„Mecklenburg Vorpommern ist Wolfsgebiet.“ , diese Aussage tätigte unser Umweltminister Till Backhaus im Juni 2016. Viele Pferdehalter waren entsetzt, hatte man doch bisher nur  von 1-2 Tieren oder Rudeln in anderen Regionen gehört. Aber jetzt ist das Thema allgegenwärtig und es macht sich Unsicherheit breit.

Wohl jeder Pferdehalter /-besitzer hat sich spätestens nach der Aussage aus dem Landwirtschaftsministerium  gefragt, wie gefährlich der Wolf für seine Tiere werden kann und hat womöglich schon etwas Angst verspürt. Dazu muss Folgendes gesagt werden:  Der Wolf ist noch gar nicht so lange aus Deutschland verschwunden. In der Zeit seiner Abwesenheit hat sich Deutschland jedoch stark verändert.  Seit 2006 ist er nun wieder in M-V  zurück und wir werden uns, ob gewollt oder nicht, unser schönes Bundesland mit ihm teilen.  Es muss also Wege zu Kooexistenz geben. Und die gibt es: andere Länder machen es uns schon jahrelang vor.

Unsere vierhufigen Begleiter werden durch Stromzäune geschützt und stehen unter menschlicher Aufsicht. Hinzu kommt, dass in unserem Bundesland  eine hohe Dichte an wilder Beute gegeben ist.

Als eine wolfssichere Umzäunung für Pferdeweiden gilt gemäß der Broschüre "Sichere Weidezäune " (2013) vom aid infodienst e.V., wenn drei Stromlitzen und zwei Glattdrahtlitzen verwendet werden. Die Glattdrahtlitzen schließen die Lücke zum Boden, die Stromlitzen sollten in den Höhen 120-140 cm, 70-100 cm und 45-60 cm Höhe angebracht werden. Dies gilt als wirkungsvoller mechanischer Herdenschutz.   Auf Fohlen sollte jedoch immer besonders geachtet werden. Gerade in den ersten Lebenswochen sollten sie genauer abgesichert werden. Wer auf zusätzliche Herdenschutzmaßnahmen setzen möchte , der kann zum Beispiel Herdenschutzhunde und Esel oder Mulis einsetzen.

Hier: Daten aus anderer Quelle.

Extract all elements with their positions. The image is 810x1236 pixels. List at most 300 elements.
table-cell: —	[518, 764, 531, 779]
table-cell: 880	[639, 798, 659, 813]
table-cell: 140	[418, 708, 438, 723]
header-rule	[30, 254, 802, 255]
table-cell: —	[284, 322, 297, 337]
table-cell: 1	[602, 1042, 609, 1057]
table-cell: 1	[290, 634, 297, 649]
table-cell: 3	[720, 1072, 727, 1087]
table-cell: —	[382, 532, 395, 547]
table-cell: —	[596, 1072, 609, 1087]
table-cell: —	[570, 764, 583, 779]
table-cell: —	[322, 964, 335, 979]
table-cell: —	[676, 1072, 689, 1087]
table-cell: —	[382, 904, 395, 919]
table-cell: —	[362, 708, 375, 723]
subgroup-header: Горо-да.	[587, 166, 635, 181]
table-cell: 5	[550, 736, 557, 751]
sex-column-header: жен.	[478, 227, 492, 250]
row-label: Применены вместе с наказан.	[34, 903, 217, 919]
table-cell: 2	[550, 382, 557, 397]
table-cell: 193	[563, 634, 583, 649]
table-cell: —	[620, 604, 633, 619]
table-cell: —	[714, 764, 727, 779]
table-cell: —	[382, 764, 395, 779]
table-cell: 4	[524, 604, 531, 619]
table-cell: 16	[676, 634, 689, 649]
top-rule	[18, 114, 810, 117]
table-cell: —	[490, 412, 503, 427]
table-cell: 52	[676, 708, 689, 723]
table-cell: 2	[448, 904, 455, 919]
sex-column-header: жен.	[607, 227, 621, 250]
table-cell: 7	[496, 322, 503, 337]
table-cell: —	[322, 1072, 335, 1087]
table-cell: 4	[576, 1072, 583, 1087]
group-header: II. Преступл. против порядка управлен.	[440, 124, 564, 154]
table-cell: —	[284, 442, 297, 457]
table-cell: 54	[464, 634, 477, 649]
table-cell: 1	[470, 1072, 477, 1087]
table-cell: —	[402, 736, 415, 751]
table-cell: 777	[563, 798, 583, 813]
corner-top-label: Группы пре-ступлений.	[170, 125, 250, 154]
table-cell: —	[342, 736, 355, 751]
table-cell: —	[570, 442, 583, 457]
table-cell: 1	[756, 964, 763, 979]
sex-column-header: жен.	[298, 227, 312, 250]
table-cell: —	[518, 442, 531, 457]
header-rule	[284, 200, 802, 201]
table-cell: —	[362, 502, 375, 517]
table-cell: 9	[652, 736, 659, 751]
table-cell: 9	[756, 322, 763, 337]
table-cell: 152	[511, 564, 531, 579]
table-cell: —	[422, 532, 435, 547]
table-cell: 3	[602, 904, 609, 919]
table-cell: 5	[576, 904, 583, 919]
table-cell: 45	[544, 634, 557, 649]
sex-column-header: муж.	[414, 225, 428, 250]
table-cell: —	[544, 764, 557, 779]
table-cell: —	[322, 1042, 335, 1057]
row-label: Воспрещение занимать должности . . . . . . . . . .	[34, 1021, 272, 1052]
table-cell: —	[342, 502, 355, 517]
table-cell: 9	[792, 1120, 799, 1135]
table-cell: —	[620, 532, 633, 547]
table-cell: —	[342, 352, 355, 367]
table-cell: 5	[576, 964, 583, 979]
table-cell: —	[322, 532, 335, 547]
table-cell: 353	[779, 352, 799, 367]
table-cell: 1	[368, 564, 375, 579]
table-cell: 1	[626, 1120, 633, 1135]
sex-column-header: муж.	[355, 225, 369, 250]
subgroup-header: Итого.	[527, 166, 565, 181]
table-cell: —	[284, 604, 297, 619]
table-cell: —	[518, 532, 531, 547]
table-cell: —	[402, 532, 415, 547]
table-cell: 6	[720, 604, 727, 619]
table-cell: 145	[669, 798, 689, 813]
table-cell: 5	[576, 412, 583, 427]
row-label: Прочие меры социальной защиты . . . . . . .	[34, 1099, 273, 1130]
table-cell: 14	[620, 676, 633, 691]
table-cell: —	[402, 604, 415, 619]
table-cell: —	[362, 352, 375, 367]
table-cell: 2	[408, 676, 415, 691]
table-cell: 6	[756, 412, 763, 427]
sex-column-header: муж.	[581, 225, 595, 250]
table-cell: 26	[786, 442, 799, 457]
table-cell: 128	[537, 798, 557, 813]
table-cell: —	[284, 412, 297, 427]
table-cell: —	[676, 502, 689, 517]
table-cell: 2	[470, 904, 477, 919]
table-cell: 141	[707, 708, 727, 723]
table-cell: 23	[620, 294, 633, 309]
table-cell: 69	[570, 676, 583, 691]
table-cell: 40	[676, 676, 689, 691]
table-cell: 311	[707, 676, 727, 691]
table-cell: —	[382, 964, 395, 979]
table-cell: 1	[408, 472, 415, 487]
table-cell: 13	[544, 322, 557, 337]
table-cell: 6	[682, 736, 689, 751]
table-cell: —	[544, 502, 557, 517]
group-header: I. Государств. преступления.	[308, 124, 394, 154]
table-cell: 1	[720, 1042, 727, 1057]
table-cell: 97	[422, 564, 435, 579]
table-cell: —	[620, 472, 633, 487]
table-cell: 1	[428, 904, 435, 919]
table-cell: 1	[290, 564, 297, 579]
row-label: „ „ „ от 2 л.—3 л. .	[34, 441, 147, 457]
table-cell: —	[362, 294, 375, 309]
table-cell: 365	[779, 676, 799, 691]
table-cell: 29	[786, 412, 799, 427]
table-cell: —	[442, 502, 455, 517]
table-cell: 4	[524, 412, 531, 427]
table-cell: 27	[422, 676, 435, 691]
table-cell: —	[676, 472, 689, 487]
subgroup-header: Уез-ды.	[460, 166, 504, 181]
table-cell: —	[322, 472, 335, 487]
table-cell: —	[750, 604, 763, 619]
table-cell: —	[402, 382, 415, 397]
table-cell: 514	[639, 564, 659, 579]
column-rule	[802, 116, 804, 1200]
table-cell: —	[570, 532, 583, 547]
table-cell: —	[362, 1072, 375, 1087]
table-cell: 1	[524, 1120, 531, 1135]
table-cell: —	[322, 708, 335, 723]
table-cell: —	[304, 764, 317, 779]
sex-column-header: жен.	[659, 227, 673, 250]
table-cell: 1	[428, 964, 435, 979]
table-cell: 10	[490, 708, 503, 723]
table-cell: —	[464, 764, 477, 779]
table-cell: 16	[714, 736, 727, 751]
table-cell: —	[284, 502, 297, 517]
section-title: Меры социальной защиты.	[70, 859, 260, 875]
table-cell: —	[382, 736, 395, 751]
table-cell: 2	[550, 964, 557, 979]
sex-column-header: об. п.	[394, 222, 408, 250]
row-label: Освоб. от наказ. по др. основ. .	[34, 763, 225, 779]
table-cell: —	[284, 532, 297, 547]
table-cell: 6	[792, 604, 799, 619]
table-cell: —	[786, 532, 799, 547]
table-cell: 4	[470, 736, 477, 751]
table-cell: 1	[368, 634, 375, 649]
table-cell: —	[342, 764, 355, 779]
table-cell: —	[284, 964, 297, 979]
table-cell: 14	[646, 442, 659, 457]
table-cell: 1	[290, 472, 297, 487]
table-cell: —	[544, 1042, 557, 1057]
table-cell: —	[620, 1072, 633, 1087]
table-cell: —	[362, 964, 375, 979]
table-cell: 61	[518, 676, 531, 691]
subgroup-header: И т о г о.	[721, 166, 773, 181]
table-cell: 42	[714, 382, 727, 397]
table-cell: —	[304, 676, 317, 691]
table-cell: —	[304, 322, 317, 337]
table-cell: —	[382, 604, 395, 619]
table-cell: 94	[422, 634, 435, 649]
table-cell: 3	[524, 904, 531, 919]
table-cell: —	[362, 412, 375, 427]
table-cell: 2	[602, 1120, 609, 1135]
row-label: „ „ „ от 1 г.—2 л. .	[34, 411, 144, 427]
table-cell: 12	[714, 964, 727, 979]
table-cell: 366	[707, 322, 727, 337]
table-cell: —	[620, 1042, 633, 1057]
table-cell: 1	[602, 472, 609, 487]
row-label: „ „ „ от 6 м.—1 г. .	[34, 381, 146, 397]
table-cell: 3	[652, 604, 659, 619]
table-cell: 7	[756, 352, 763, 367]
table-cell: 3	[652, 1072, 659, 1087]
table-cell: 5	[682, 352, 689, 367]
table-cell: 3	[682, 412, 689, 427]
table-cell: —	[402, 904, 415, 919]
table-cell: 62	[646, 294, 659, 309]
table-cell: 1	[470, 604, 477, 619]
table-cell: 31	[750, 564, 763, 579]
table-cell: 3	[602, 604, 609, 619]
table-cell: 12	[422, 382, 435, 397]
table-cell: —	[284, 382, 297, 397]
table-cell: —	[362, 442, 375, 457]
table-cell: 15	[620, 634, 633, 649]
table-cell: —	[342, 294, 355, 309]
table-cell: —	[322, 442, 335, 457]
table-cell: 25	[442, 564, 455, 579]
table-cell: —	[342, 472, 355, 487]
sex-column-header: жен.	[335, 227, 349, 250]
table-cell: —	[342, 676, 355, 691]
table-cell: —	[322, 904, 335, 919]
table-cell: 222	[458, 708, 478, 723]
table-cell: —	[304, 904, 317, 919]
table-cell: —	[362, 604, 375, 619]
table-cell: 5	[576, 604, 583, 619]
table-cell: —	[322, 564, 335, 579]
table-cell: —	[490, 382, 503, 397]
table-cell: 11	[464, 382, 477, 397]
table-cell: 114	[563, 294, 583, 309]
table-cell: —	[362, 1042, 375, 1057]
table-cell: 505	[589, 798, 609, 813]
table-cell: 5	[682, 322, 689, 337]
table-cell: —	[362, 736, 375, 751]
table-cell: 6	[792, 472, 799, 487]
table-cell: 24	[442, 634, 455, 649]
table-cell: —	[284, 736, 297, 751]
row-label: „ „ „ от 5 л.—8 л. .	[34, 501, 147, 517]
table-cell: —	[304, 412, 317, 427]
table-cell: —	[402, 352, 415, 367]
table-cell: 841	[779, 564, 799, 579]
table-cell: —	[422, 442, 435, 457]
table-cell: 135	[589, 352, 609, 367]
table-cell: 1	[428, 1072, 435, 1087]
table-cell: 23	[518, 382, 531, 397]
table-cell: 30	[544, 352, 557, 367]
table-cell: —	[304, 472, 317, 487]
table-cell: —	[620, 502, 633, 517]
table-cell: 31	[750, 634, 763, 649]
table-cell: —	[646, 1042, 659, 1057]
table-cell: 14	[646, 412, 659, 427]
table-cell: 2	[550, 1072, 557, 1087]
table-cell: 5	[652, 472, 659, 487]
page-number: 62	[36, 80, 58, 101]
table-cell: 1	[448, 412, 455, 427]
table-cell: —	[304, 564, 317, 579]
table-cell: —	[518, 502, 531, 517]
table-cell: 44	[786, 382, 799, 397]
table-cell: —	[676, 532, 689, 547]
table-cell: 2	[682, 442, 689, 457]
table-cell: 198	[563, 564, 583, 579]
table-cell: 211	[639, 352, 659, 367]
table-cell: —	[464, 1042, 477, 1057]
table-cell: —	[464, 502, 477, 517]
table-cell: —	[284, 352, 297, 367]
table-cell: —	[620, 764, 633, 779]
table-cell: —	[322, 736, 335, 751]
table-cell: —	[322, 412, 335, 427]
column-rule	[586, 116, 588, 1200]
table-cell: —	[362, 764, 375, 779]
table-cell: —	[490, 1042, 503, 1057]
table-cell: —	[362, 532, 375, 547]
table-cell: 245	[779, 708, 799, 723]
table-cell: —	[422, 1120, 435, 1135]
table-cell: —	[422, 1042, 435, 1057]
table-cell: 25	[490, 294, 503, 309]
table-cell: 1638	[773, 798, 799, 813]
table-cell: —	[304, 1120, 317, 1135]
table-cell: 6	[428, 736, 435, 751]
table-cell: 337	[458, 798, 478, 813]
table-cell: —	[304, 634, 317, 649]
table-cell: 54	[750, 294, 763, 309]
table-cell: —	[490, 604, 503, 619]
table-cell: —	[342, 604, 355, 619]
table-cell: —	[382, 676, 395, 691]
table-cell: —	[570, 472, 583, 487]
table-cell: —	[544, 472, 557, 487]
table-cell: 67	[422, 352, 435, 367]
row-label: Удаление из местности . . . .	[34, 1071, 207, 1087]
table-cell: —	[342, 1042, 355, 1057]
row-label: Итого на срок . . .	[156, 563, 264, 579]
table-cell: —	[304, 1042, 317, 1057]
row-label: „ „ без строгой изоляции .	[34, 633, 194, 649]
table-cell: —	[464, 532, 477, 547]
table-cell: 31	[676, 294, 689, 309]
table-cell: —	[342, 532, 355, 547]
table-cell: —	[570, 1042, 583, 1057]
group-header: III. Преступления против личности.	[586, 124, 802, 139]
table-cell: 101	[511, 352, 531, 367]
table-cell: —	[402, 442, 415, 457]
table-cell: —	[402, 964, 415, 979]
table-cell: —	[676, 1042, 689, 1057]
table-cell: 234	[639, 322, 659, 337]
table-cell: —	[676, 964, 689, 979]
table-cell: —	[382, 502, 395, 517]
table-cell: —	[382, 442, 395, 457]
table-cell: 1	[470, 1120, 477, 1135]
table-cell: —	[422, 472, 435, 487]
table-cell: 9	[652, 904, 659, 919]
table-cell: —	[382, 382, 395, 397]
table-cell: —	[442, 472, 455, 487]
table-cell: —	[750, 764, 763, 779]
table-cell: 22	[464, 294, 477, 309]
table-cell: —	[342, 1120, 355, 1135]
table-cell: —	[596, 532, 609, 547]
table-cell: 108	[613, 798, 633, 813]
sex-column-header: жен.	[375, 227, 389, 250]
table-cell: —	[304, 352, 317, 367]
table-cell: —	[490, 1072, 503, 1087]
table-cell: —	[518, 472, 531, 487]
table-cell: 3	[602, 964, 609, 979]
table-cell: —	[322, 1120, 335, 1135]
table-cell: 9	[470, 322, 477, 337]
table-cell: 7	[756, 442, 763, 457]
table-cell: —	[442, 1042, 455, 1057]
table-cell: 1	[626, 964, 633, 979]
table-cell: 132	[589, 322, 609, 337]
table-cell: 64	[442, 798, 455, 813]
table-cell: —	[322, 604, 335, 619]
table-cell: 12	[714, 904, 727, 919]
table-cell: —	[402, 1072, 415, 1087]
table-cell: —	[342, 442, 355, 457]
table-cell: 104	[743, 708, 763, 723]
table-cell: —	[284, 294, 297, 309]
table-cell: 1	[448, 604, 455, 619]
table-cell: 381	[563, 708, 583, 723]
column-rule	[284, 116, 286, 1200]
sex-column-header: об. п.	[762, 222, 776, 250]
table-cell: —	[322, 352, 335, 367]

Große Bedenken bestehen auch bei Ausritten: Wie verhält sich mein Pferd, wenn wir auf ein Rudel oder einen einzelnen Wolf treffen?  Viele fürchten panikartige Reaktionen bei ihren Tieren. Die Annahme ist, dass Pferde bei Wolfsgeruch scheuen und ausbrechen. In Dänemark vorgesehene Versuche (CHRISTENSEN ET AL. 2008) haben gezeigt, dass Pferde auf den Geruch von Wolfsurin oder –haaren hin keine Panik zeigten. Sie nehmen den Geruch wahr, zeigen aber keinerlei physiologische Reaktionen. Ähnliche Einschätzungen bestätigt auch die Tierärztliche Hochschule Hannover (BOHNET 2015, pers. Comm.).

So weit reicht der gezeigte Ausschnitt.